Advisor tells WP that clients are becoming more proactive in aligning their portfolio with their values
Clients are becoming increasingly aware of ESG issues and want their dollars to make a difference. This might not be a new declaration in 2021 but it’s certainly something advisors must cater for as clean energy gathers pace, human rights and diversity dominate the news, and investors point their portfolio to the future.
Graham Priest, Investment Advisor, BlueShore Financial, reflected on the state of ESG investing after a dramatic increase in the flow of capital to ESG-type funds and indices. Sustainable fund assets hit $1.7 trillion in 2020, for example, reported Reuters, while, according to ETF Trends, inflows into ESG ETFs more than doubled in 2020.
Priest believes that dramatic increase is down to people wanting to instigate change and have a positive impact. Trends that can be seen where people shop or in what food they buy, can now be seen in where investors want to put their dollars.
“People are concerned about the environment these days and they’d like to be impacting positive change,” he said. “There are certain new tailwinds that governments are providing, which voters are interested in this. It’s part of the platforms for various politicians, so when they get in power, after promising that there's going to be money spent in these areas, there’s a demand for business and services that are green and environmentally friendly.”
The issue of sacrificing returns is no longer an issue among investors, it seems. Various ESG or socially responsible indices point to outperformance. Good governance and business models are now much more indicative of growth. Take oil and gas, for example, which while still needed, has a shrinking customer base. It’s not an area where customers can see long-term growth, Priest said. The key, however, is tailoring a portfolio to a client’s preference.
“Some companies, like Microsoft, are ranked high with ESG but are not necessarily a clean energy type company, and sometimes that's first and foremost in people's minds. Certain companies are making sure that human rights and inequality is addressed, while others are taking into account the energy transition.
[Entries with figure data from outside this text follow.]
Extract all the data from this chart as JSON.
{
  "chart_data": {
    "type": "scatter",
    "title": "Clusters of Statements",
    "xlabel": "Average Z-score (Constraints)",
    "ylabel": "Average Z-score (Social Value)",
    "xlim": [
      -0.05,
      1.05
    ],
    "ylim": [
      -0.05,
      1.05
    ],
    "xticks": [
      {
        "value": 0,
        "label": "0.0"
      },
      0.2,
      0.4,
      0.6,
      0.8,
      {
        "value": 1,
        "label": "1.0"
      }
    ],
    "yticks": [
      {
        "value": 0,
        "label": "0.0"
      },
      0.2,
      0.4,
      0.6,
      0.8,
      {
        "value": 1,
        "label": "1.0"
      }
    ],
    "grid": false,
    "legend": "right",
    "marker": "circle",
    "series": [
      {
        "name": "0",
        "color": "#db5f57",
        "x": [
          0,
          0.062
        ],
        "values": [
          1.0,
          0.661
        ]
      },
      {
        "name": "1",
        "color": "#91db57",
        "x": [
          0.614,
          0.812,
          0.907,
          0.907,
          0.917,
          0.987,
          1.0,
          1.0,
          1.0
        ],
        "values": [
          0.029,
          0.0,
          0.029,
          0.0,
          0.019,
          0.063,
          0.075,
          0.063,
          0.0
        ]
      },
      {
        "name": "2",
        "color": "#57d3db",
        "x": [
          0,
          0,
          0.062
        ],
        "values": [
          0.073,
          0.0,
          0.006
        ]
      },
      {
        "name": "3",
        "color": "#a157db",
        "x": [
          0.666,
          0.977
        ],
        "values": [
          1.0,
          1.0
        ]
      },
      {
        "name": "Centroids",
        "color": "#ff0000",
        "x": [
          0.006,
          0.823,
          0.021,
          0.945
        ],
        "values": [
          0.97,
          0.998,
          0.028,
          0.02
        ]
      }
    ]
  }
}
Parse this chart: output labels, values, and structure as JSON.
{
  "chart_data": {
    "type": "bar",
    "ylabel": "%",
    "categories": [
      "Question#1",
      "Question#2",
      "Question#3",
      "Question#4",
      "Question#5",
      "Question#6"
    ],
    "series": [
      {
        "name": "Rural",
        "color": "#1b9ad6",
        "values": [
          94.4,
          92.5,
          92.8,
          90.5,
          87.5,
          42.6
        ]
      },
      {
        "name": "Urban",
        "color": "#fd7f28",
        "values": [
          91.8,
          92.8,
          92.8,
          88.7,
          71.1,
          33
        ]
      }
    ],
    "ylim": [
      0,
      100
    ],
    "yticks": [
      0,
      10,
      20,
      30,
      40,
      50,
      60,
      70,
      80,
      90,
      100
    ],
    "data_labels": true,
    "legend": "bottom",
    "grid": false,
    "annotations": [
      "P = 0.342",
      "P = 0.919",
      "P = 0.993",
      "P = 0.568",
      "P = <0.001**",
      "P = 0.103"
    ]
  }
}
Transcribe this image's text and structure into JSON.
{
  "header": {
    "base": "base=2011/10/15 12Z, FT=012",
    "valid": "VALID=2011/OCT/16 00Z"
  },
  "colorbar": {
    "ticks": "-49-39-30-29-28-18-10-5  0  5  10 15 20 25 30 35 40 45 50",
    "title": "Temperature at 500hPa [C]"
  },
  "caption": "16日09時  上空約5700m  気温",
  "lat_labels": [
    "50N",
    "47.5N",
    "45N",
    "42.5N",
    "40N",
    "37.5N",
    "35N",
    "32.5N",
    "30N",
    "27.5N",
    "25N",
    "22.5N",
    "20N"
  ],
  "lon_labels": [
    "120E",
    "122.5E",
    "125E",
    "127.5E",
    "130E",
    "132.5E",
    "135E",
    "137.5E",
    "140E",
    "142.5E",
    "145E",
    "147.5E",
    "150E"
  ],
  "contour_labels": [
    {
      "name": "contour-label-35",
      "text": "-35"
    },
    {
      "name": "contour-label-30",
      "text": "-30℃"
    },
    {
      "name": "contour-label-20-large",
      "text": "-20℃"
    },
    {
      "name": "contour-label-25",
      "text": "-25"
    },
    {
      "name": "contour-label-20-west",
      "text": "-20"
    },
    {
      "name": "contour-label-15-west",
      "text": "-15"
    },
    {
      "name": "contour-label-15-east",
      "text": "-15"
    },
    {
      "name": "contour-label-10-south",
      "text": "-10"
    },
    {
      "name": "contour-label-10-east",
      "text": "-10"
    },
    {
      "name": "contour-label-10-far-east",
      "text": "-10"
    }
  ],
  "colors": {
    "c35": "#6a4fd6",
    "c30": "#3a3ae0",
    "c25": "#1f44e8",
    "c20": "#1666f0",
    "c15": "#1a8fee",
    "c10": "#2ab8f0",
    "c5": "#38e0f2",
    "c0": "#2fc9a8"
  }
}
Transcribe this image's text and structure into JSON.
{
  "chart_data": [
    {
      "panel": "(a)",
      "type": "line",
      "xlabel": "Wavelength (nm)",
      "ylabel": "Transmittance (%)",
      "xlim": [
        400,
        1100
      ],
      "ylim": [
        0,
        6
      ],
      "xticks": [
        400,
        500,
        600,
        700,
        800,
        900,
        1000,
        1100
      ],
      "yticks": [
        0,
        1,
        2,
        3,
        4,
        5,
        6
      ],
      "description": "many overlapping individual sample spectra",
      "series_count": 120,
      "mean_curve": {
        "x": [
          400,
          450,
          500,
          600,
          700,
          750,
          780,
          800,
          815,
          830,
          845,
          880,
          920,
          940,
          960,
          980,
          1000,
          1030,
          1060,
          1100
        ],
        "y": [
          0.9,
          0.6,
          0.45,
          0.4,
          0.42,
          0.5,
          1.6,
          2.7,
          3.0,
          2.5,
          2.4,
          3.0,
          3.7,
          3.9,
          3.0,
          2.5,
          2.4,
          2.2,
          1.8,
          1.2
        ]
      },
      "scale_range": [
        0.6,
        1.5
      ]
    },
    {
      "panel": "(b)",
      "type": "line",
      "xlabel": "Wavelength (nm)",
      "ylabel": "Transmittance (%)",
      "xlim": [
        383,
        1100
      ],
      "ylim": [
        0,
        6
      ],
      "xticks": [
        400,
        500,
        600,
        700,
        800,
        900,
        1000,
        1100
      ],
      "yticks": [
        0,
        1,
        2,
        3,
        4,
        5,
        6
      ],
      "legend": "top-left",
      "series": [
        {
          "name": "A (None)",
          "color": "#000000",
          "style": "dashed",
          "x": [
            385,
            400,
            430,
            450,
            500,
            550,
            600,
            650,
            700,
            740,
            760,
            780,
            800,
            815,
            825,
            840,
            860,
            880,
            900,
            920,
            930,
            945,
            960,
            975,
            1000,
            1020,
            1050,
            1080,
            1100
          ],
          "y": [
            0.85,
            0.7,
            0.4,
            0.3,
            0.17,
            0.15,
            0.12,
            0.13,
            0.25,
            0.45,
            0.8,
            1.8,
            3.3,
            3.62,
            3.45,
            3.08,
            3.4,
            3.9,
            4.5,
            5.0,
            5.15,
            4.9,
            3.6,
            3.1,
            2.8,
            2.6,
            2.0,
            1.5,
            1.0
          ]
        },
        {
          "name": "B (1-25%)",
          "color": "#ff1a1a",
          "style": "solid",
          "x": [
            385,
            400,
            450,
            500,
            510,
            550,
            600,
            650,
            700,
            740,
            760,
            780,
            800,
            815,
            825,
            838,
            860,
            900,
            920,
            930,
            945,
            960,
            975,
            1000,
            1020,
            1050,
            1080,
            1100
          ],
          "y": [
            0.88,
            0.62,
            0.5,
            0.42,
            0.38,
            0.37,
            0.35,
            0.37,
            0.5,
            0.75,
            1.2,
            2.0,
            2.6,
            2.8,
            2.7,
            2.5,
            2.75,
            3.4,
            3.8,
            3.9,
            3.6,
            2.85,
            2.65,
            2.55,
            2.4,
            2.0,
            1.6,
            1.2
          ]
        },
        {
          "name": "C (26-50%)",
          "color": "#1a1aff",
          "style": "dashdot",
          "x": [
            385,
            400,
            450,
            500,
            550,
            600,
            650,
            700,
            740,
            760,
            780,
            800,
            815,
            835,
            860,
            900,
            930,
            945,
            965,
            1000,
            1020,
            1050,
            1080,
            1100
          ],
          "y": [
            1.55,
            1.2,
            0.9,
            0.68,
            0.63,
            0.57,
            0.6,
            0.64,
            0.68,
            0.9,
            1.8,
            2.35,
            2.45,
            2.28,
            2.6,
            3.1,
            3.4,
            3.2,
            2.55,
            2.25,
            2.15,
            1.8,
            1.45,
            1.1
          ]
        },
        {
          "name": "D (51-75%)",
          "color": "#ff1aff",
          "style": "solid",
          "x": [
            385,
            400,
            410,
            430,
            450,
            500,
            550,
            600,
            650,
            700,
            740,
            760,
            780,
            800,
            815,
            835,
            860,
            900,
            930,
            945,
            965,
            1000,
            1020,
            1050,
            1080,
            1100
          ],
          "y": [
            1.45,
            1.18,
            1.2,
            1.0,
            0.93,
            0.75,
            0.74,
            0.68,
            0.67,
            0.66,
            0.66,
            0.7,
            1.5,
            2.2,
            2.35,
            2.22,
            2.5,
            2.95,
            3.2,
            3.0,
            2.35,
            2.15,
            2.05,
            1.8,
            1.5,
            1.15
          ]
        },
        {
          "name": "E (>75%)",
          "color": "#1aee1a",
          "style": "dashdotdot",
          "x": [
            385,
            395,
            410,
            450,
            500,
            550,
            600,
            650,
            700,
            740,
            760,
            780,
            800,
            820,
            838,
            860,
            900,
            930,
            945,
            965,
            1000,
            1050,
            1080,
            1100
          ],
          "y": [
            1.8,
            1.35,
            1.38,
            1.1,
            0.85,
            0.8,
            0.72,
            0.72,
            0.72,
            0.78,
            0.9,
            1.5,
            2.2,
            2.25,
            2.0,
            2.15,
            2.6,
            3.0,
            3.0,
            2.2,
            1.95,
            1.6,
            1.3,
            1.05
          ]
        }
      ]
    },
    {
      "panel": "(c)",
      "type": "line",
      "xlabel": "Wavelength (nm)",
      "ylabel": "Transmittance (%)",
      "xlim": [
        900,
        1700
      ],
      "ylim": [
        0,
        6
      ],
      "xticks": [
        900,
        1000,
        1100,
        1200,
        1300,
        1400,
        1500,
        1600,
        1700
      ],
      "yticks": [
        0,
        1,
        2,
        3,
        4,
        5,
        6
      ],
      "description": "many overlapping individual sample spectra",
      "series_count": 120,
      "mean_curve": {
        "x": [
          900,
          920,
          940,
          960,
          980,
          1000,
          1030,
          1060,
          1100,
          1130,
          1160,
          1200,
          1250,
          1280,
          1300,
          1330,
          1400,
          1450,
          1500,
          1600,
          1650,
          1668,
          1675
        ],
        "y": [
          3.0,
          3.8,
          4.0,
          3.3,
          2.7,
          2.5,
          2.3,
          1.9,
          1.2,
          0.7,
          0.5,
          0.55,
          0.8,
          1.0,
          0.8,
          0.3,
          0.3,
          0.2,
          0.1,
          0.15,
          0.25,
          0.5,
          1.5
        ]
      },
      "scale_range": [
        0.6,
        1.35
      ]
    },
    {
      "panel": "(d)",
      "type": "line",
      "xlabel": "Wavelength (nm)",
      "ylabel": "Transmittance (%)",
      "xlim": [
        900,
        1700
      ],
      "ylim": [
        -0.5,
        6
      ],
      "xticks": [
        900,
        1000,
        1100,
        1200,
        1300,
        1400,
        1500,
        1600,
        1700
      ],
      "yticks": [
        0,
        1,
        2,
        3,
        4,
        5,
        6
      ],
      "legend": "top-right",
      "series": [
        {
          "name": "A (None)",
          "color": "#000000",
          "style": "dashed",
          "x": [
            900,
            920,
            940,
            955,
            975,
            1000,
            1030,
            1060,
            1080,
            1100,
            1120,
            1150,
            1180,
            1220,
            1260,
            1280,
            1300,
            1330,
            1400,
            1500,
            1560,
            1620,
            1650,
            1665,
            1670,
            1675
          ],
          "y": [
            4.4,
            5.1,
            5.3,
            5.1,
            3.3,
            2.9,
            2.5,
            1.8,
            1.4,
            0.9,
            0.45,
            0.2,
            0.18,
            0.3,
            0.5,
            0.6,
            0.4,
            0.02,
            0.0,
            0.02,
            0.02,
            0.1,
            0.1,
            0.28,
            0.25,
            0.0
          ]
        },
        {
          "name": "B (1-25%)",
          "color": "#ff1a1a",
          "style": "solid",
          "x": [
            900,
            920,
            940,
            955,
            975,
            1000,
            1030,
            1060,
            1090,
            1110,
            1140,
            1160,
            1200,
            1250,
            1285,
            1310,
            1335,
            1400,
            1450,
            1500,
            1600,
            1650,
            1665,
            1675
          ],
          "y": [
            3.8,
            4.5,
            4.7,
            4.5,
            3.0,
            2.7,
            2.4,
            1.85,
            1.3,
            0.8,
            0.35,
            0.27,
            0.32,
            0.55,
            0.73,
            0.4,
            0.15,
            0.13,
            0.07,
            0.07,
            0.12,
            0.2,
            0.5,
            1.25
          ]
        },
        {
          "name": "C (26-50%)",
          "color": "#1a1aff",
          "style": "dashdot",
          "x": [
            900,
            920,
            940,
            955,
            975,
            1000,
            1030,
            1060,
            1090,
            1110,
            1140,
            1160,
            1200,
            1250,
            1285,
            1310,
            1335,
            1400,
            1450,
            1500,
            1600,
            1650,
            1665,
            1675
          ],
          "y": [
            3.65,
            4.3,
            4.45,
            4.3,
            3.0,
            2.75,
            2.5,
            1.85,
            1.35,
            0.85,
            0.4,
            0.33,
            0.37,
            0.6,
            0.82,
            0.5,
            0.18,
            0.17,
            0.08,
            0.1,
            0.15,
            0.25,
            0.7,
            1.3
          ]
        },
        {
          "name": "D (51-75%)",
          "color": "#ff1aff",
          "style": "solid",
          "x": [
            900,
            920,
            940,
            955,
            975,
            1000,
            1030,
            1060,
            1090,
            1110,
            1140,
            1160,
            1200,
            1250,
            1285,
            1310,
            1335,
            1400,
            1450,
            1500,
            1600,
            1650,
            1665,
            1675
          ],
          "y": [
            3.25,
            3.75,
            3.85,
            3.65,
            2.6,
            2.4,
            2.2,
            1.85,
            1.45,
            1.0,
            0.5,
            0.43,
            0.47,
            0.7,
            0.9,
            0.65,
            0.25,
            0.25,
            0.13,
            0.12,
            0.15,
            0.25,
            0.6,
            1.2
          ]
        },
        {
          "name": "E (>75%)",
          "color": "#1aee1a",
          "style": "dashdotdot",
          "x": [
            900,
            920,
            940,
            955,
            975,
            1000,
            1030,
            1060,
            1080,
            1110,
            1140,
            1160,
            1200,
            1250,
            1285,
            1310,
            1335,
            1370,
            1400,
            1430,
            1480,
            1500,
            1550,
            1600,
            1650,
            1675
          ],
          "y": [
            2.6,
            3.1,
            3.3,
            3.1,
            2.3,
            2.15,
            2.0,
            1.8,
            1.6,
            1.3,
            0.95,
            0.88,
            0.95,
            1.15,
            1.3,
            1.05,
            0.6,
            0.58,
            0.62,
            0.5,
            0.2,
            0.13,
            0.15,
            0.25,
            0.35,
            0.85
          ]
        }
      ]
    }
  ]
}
“There are different ways that you can go about having a portfolio that has high ESG rankings for active portfolios. Often times, firms are going beyond just investing in companies that have a clean record. In a lot of cases, they are also working with these companies and putting forth recommendations or proposals for change.”
Having a stake in a company and using proxy voting is an increasingly popular approach for investors and a way to spark change. It’s a long way from the early days of ESG where certain companies, like tobacco or gun firms, were simply excluded, for example.
Priest said there are still unheralded areas that could vie for attention in the coming months and years, like the UN’s Sustainable Development Goals, indigenous rights or diversity.
“Clients want to make sure that their portfolio is lined up with their goals and they don’t want to see companies on their statement that don't resonate with them," he said. "You want to make sure that a person's investments are aligned with their values, so that it is increasingly important to people.
“With clean energy, it’s a growth industry these days and we’re in the early innings. There’s lots to be done and it's an exciting time for a lot of people.”